Graphic communication allows students to develop their own design ideas and outcomes, for example book cover illustration, advertising posters, leaflet design and packaging. Students can use computer software such as Photoshop or Illustrator to make these designs. Students also draw and paint with a range of media experimenting with materials and techniques to realise their ideas.
What does this course aim to do? Candidates are required to work in one or more area(s) of Graphic Communication such as those listed below. They may explore overlapping areas and combinations of areas:
Design for print
Web Design, Television, Multimedia.
Lens-based and light-based media: film, animation, video and photography
New media practices such as computer generated imagery.
Some areas of study may also be relevant to other endorsements; film, animation, video and photography methods within Graphic Communication are usually employed to meet the requirements of a given brief and its associated requirements. Candidates are required to integrate critical, practical and theoretical study in Graphic Communication that encourages direct engagement with original work and practice. Where direct engagement may not be possible, the expectation is that work should include appropriate and explicit critical study. Candidates will be expected to demonstrate practical skills in the context of specific chosen areas of study or any combined areas of study.
What Skills Will Students Develop When Studying Graphic communiction?
The course will enable learners to develop a range of broad range of traditional techniques including drawing, painting and mixed media. The use of typography is integral to all projects, either hand rendered or computer generated. Amongst the areas explored as part of this course are: Illustration, Advertising & packaging, Visual communication and Computer graphics. Students are encouraged to develop their designs from original drawings which can be applied to many purposes, advertising, packaging, cd covers, illustration projects, leaflets, posters, information graphics, book jackets, corporate identities, logotypes.
How will I be assessed?
Unit 1 60% coursework: this involves student’s research into aspects of graphic design, developing their ideas by designing and making a piece of graphic design.
Students get to research and develop their own portfolio of work demonstrating a range of technical skills and techniques in a variety of media.

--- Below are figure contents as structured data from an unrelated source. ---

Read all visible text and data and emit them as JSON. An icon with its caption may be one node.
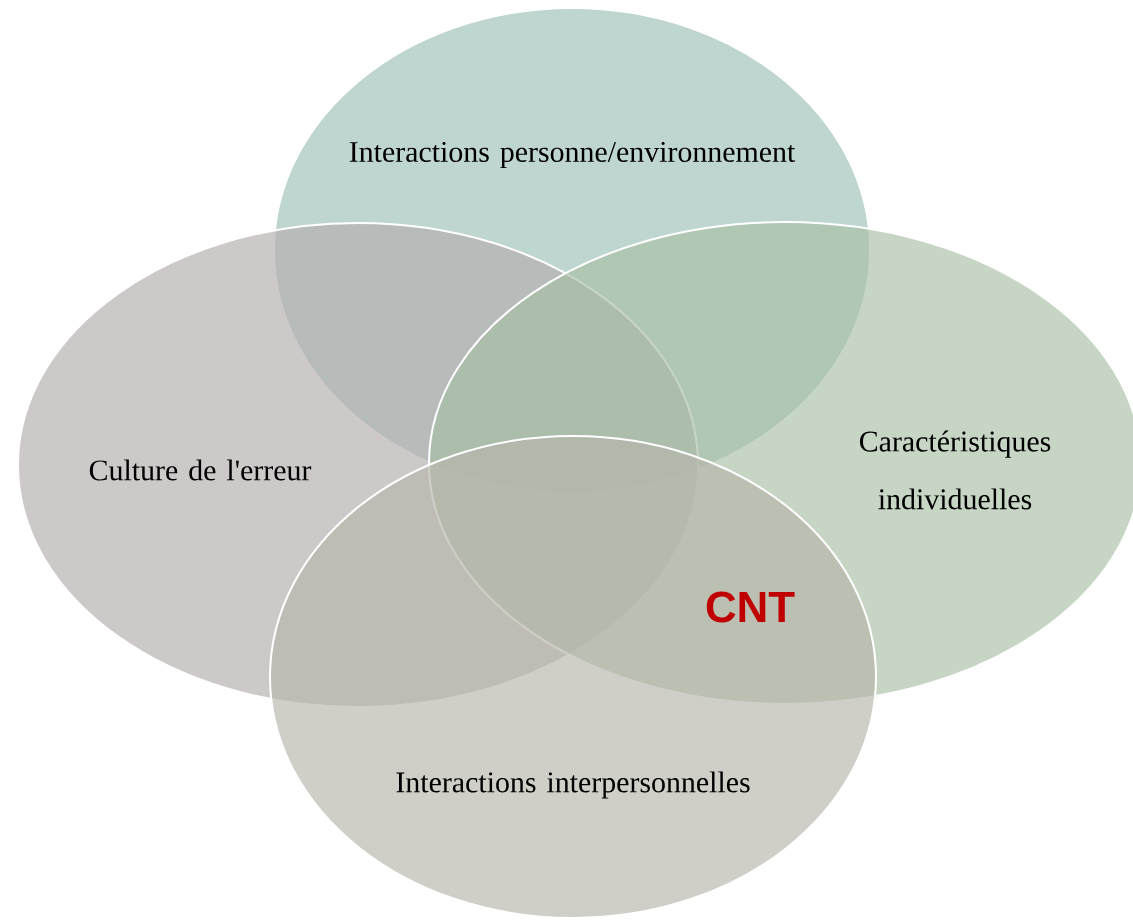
{
  "diagram": {
    "nodes": [
      {
        "text": [
          "Interactions personne/environnement"
        ]
      },
      {
        "text": [
          "Culture de l'erreur"
        ]
      },
      {
        "text": [
          "Caractéristiques individuelles"
        ]
      },
      {
        "text": [
          "Interactions interpersonnelles"
        ]
      }
    ],
    "labels": [
      "CNT"
    ]
  }
}
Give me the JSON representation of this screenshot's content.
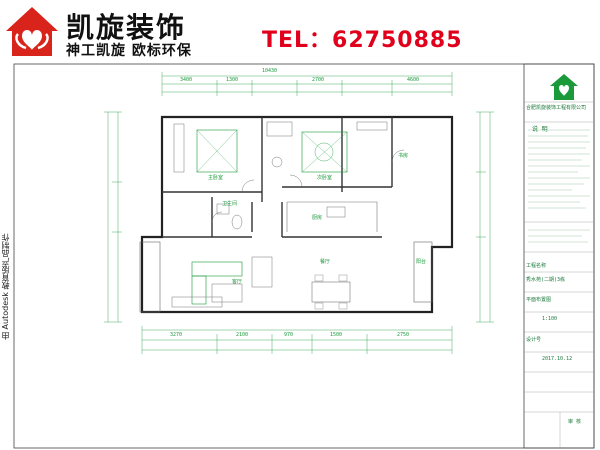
{
  "header": {
    "brand_name": "凯旋装饰",
    "brand_slogan": "神工凯旋 欧标环保",
    "tel": "TEL：62750885",
    "logo_icon": "house-heart-logo-icon",
    "logo_color": "#d9241c"
  },
  "side_label": "由 Autodesk 教育版产品制作",
  "title_block": {
    "company": "合肥凯旋装饰工程有限公司",
    "notes_title": "说  明",
    "project_label": "工程名称",
    "project_name": "秀水苑(二期)3栋",
    "drawing_name": "平面布置图",
    "scale": "1:100",
    "date": "2017.10.12",
    "drawing_no": "设计号",
    "sign_label": "审  核",
    "accent_color": "#1b9a3a"
  },
  "plan": {
    "dims_top": [
      "10430",
      "3400",
      "1300",
      "2700",
      "4600"
    ],
    "dims_bottom": [
      "3270",
      "2100",
      "970",
      "1500",
      "2750"
    ],
    "rooms": [
      "主卧室",
      "次卧室",
      "卫生间",
      "厨房",
      "餐厅",
      "客厅",
      "阳台",
      "书房"
    ]
  }
}
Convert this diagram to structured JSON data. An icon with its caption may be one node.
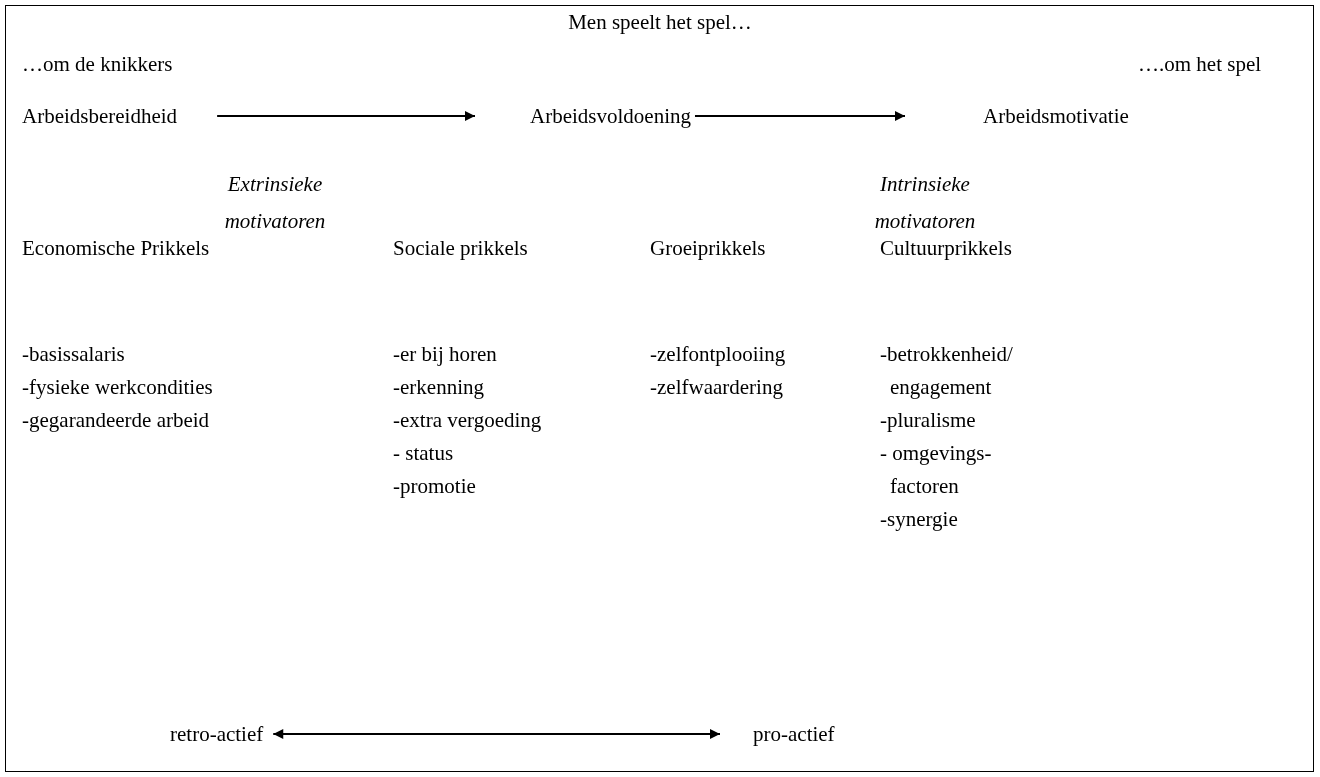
{
  "diagram": {
    "title": "Men speelt het spel…",
    "nodes": [
      {
        "text": [
          "Arbeidsbereidheid"
        ]
      },
      {
        "text": [
          "Arbeidsvoldoening"
        ]
      },
      {
        "text": [
          "Arbeidsmotivatie"
        ]
      },
      {
        "text": [
          "retro-actief"
        ]
      },
      {
        "text": [
          "pro-actief"
        ]
      }
    ],
    "edges": [
      {
        "from": 0,
        "to": 1,
        "arrow": "to"
      },
      {
        "from": 1,
        "to": 2,
        "arrow": "to"
      },
      {
        "from": 3,
        "to": 4,
        "arrow": "both"
      }
    ],
    "labels": [
      "…om de knikkers",
      "….om het spel",
      "Extrinsieke motivatoren",
      "Intrinsieke motivatoren",
      "Economische Prikkels",
      "Sociale prikkels",
      "Groeiprikkels",
      "Cultuurprikkels",
      "-basissalaris",
      "-er bij horen",
      "-zelfontplooiing",
      "-betrokkenheid/ engagement",
      "-fysieke werkcondities",
      "-erkenning",
      "-zelfwaardering",
      "-gegarandeerde arbeid",
      "-extra vergoeding",
      "-pluralisme",
      "- status",
      "- omgevings- factoren",
      "-promotie",
      "-synergie"
    ]
  }
}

Students will initially be encouraged to explore media/techniques such as inks, collage, observational and expressive drawing, printing, and digital manipulation in Adobe Photoshop and Illustrator. Initial practical explorations will lead on to more focused work where students will work on personally generated themes and topics. Students will also practically explore the work of other designers, to use as inspiration for their own work as well as developing critical thinking skills. Written work is also an integral part of the course, through annotation of ideas drawings and the recording of information about the Graphic designer who is an influence on your project.
Unit 2 40% externally set assignment (ESA): this involves student’s research into aspects of graphic design, developing their ideas by designing and making a piece of graphic design. The ESA requires students to work on aspects of this project on their own to a set time limit.